As per the management, the company has completed more than 161 km of pipeline network and has received authorization from PNGRB (Petroleum and Natural Gas Regulatory Board) for its transmission pipeline. It further expects to get authorization soon for its city gas distribution areas.

The increase in gas prices due to higher proportion of costlier imported gas seems to have affected the sales volumes and the situation is unlikely to change in the near term. The depreciation of rupee against dollar is another cause of concern for the company. We expect the margins of the company to remain under pressure.

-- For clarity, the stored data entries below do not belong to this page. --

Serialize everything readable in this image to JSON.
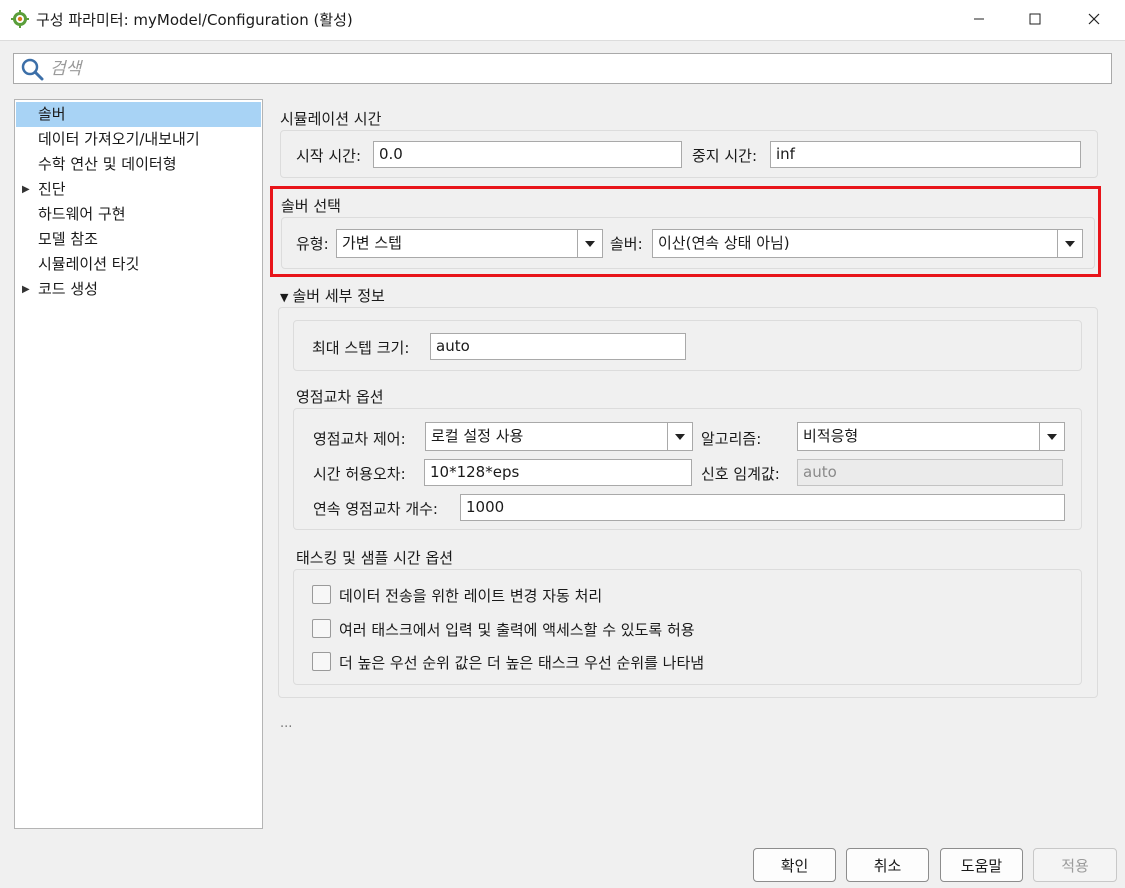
{
  "window": {
    "title": "구성 파라미터: myModel/Configuration (활성)",
    "icons": {
      "app": "simulink-gear-icon",
      "minimize": "minimize-icon",
      "maximize": "maximize-icon",
      "close": "close-icon"
    }
  },
  "search": {
    "placeholder": "검색",
    "value": ""
  },
  "tree": {
    "items": [
      {
        "label": "솔버",
        "selected": true,
        "expandable": false
      },
      {
        "label": "데이터 가져오기/내보내기",
        "selected": false,
        "expandable": false
      },
      {
        "label": "수학 연산 및 데이터형",
        "selected": false,
        "expandable": false
      },
      {
        "label": "진단",
        "selected": false,
        "expandable": true
      },
      {
        "label": "하드웨어 구현",
        "selected": false,
        "expandable": false
      },
      {
        "label": "모델 참조",
        "selected": false,
        "expandable": false
      },
      {
        "label": "시뮬레이션 타깃",
        "selected": false,
        "expandable": false
      },
      {
        "label": "코드 생성",
        "selected": false,
        "expandable": true
      }
    ]
  },
  "sim_time": {
    "title": "시뮬레이션 시간",
    "start_label": "시작 시간:",
    "start_value": "0.0",
    "stop_label": "중지 시간:",
    "stop_value": "inf"
  },
  "solver_select": {
    "title": "솔버 선택",
    "type_label": "유형:",
    "type_value": "가변 스텝",
    "solver_label": "솔버:",
    "solver_value": "이산(연속 상태 아님)"
  },
  "solver_details": {
    "title": "솔버 세부 정보",
    "max_step_label": "최대 스텝 크기:",
    "max_step_value": "auto"
  },
  "zero_crossing": {
    "title": "영점교차 옵션",
    "control_label": "영점교차 제어:",
    "control_value": "로컬 설정 사용",
    "algorithm_label": "알고리즘:",
    "algorithm_value": "비적응형",
    "tolerance_label": "시간 허용오차:",
    "tolerance_value": "10*128*eps",
    "threshold_label": "신호 임계값:",
    "threshold_value": "auto",
    "count_label": "연속 영점교차 개수:",
    "count_value": "1000"
  },
  "tasking": {
    "title": "태스킹 및 샘플 시간 옵션",
    "options": [
      {
        "label": "데이터 전송을 위한 레이트 변경 자동 처리",
        "checked": false
      },
      {
        "label": "여러 태스크에서 입력 및 출력에 액세스할 수 있도록 허용",
        "checked": false
      },
      {
        "label": "더 높은 우선 순위 값은 더 높은 태스크 우선 순위를 나타냄",
        "checked": false
      }
    ]
  },
  "more": {
    "ellipsis": "..."
  },
  "buttons": {
    "ok": "확인",
    "cancel": "취소",
    "help": "도움말",
    "apply": "적용"
  },
  "colors": {
    "highlight": "#e8141a",
    "selection": "#a8d3f5"
  }
}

BG Group that has around 65% stake in the company intends to divest and is already in negotiations regarding the same. The stock prices have been quite volatile because of the above mentioned reason and regulatory uncertainties regarding downstream gas sector. At current prices, the stock is trading at a trailing 12 months price to earnings multiple of 19.3x which we believe is high due to the reasons mentioned above. Hence, we maintain a cautious outlook on the stock.